Following the passage of the bill, Rubio stated, “it’s an eclectic collection of members of the United States Senate in favor of what we’ve just done here”.

“This past weekend we went through that biannual ritual of changing the clock back and forth and the disruption that comes with it,” he added. “Why do we keep doing it? This really began back in 1918 as a practice that was supposed to save energy.” Since then, we’ve adjusted – today, Daylight Savings Time, which started out as six months, was extended to eight months in 2005, clearly showing you what people’s preference was,” Mr. Rubio said. “We’re doing this back and forth of clock-changing for about 16 weeks of standard time a year. I think the majority of the American people’s preference is just to stop the back and forth.”

Year-round DST was first instituted during World War I. When DST was first implemented during WWII, the change was so unpopular that Congress repealed the law in 1919. President Woodrow Wilson tried to save it with a veto, but Congress overrode it.

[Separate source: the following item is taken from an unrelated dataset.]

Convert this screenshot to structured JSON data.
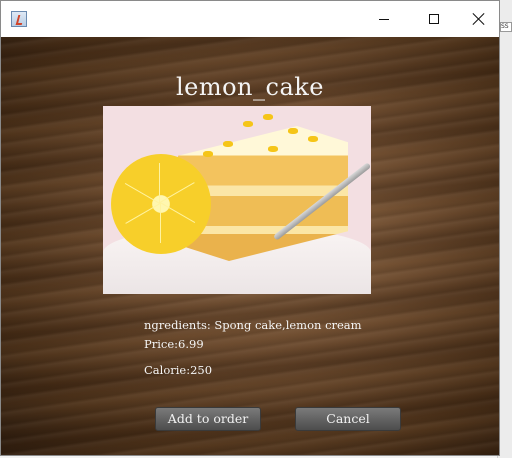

The time change returned for three years during World War II but once it expired, the federal government left it up to the states and localities whether to implement DST. Currently, Arizona and Hawaii do not observe DST.

According to worldatlas.com,


In 1967, under the Uniform Time Act, which was enacted to promote the adoption of uniform time in the US, the state of Arizona observed DST. The reason why Arizona had to observe DST in that year is that it had not yet come up with a law that exempted it from the act. A year later, in 1968, the state came up with the statute for the exemption from DST. The state decided to come up with the exemption statute because it is one of the hottest states in the US, especially in the summer. DST would mean that the population would have an extra hour of sunlight to use their electronic devices, which are mostly cooling devices. To reduce power consumption, the state had to adopt the exemption statute. However, the people living in the Navajo Indian Reservation do not observe DST.


Unlike Arizona above, the state of Hawaii has never observed DST since it opted out of the Uniform Time Act in 1967. Hawaii has never really had a need for DST because of its tropical latitude, which means that the variation in daylight in winter and summer is not that great. This positioning means that if the state were to observe DST, then sunrise would fall closer to 7:00 AM. On April 26, 1933, the Territorial Legislature passed a bill that placed Hawaii on DST from the last Sunday of April all the way to September’s last Sunday. On May 21, 1933, three weeks after passing the law, the law was revoked.

Four other states including Idaho, Massachusetts, Michigan, and Oklahoma have submitted bills asking to be exempt from DST and would not need federal approval to enact the exemption

Several studies conducted determined that changing the clock has shown that the time switch leads to increased heart attacks,  car accidents that involve both a vehicle and pedestrian, increased crime, and sleep disorders.

Rubio felt that more daylight hours could lead to a reduction in crime, child obesity and seasonal depression.

The switch in the fall only lasts for 16 weeks but in that time, it gets dark as early as 4:30 p.m. in some areas of the country. “If you don’t have a park or outdoor facility with lights, you’re basically shut down by 5 pm,” said Rubio.

The bill was co-sponsored by 19 Senate Democrats and Republicans. Before it could become law, the bill would need to be approved by the U.S. House of Representatives and signed by Joe Biden.

A poll, conducted by the Associated Press-NORC Center for Public Affairs Research, found that 43% of Americans would prefer to have year-round standard time and 32% would prefer year-round DST, with 25% saying they prefer the current set-up.

Opponents, including farmers, parents and sleep specialists, argue there are better economic, health and safety benefits from having more sunlight in the mornings.

If signed, the bill won’t go into effect until November 2023 because airlines, trains and railways, and others, have already published yearly schedules based on the current timeline. Rubio said, “The good thing is that if we can get this passed, we don’t have to keep doing this stupidity anymore … pardon the pun, but this is an idea whose time has come.”